Wohin wende ich mich?

Doch wie sollen sich Trainer, Eltern und andere Bezugspersonen verhalten, wenn ihnen ein Übergriff von einem Opfer anvertraut wird?

In erster Linie ist es wichtig, dieses Vertrauen zu stärken indem dem Opfer Glauben geschenkt und zugehört wird. Das ist der erste große Schritt, um einem Opfer aus einer Abwärtsspirale herauszuhelfen. Doch Untersuchungen zeigen, dass sich ein Opfer in schweren - oft jahrelangen - Missbrauchsfällen im Durchschnitt bis zu acht (!) Menschen anvertrauen muss, bis wirksame Maßnahmen zum Schutz des Opfers gesetzt werden“, weiß Schuster.

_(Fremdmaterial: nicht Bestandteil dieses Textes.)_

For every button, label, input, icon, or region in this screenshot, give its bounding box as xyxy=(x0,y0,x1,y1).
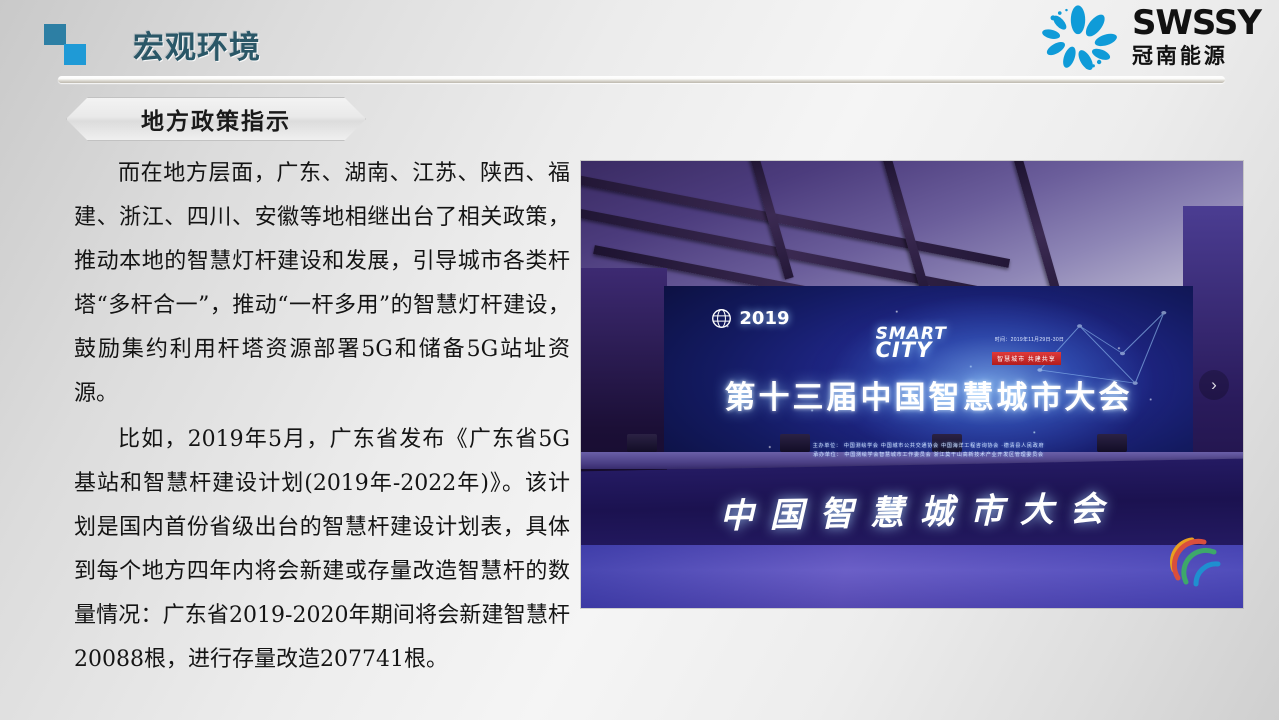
brand-name-en: SWSSY xyxy=(1132,6,1261,40)
stage-floor xyxy=(581,545,1243,608)
brand-logo: SWSSY 冠南能源 xyxy=(1030,4,1261,72)
conference-photo: 2019 SMART CITY 时间：2019年11月29日-30日 智慧城市 … xyxy=(581,161,1243,608)
header-divider-rule xyxy=(58,76,1225,83)
slide-root: 宏观环境 SWSSY 冠南 xyxy=(0,0,1279,720)
stage-speaker xyxy=(780,434,810,452)
stage-speaker xyxy=(1097,434,1127,452)
led-year-text: 2019 xyxy=(739,308,789,329)
decor-square-dark xyxy=(44,24,66,45)
header-decor-squares xyxy=(44,24,96,70)
brand-text: SWSSY 冠南能源 xyxy=(1132,6,1261,70)
led-year-block: 2019 xyxy=(711,308,789,329)
globe-icon xyxy=(711,308,732,329)
paragraph-2: 比如，2019年5月，广东省发布《广东省5G基站和智慧杆建设计划(2019年-2… xyxy=(74,418,570,682)
led-event-title: 第十三届中国智慧城市大会 xyxy=(725,372,1133,417)
led-organizer-line-2: 承办单位： 中国测绘学会智慧城市工作委员会 浙江莫干山高新技术产业开发区管理委员… xyxy=(813,451,1045,460)
next-arrow-button[interactable]: › xyxy=(1199,370,1229,400)
led-smart-line2: CITY xyxy=(876,342,947,359)
page-title: 宏观环境 xyxy=(133,22,261,67)
section-banner xyxy=(66,97,366,141)
swssy-petal-mark-icon xyxy=(1030,4,1126,72)
body-text-column: 而在地方层面，广东、湖南、江苏、陕西、福建、浙江、四川、安徽等地相继出台了相关政… xyxy=(74,152,570,682)
brand-name-cn: 冠南能源 xyxy=(1132,44,1228,70)
led-event-date: 时间：2019年11月29日-30日 xyxy=(995,336,1065,343)
colorful-globe-logo-icon xyxy=(1166,530,1226,590)
led-organizer-line-1: 主办单位： 中国测绘学会 中国城市公共交通协会 中国海洋工程咨询协会 ·德清县人… xyxy=(813,442,1045,451)
decor-square-bright xyxy=(64,44,86,65)
stage-front-panel-text: 中国智慧城市大会 xyxy=(704,481,1121,538)
led-event-slogan: 智慧城市 共建共享 xyxy=(992,352,1061,365)
paragraph-1: 而在地方层面，广东、湖南、江苏、陕西、福建、浙江、四川、安徽等地相继出台了相关政… xyxy=(74,152,570,416)
led-smart-city-logo: SMART CITY xyxy=(876,326,947,359)
stage-speaker xyxy=(627,434,657,452)
led-organizers: 主办单位： 中国测绘学会 中国城市公共交通协会 中国海洋工程咨询协会 ·德清县人… xyxy=(813,442,1045,460)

Die Vienna D.C. Timberwolves haben zwei Ansprechpartner zur Thematik sexueller Gewalt und Grenzverletzungen installiert: Anna Haase und Aldin Saracevic. Sie stehen SpielerInnen, Eltern und TrainerInnen als Vertrauensperson und Anlaufstelle zur Verfügung.

Die nationale Drehscheibe der neuen Initiative „Für Respekt und Sicherheit“ ist der Verein 100% Sport (http://www.100sport.at/de). Diese Organisation ist auch eine von vielen Ansprechstellen in Verdachtsfällen.

„Die Vienna D.C. Timberwolves müssen für unsere Spielerinnen und Spieler ein vertrauenswürdiger Schutz- und Kompetenzraum sein. Wir verankern Strukturen und Prozesse, die sexuellen Übergriffen entgegenwirken und wir bieten Möglichkeiten des sich Anvertrauens, Unterstützens und Hilfeholens. Darüber hinaus tragen wir Sorge, unsere TrainerInnen zu befähigen und im täglichen Training sowie den Wettkämpfen zu unterstützen“, sagt Wolfgang Horak, Präsident der Wolves.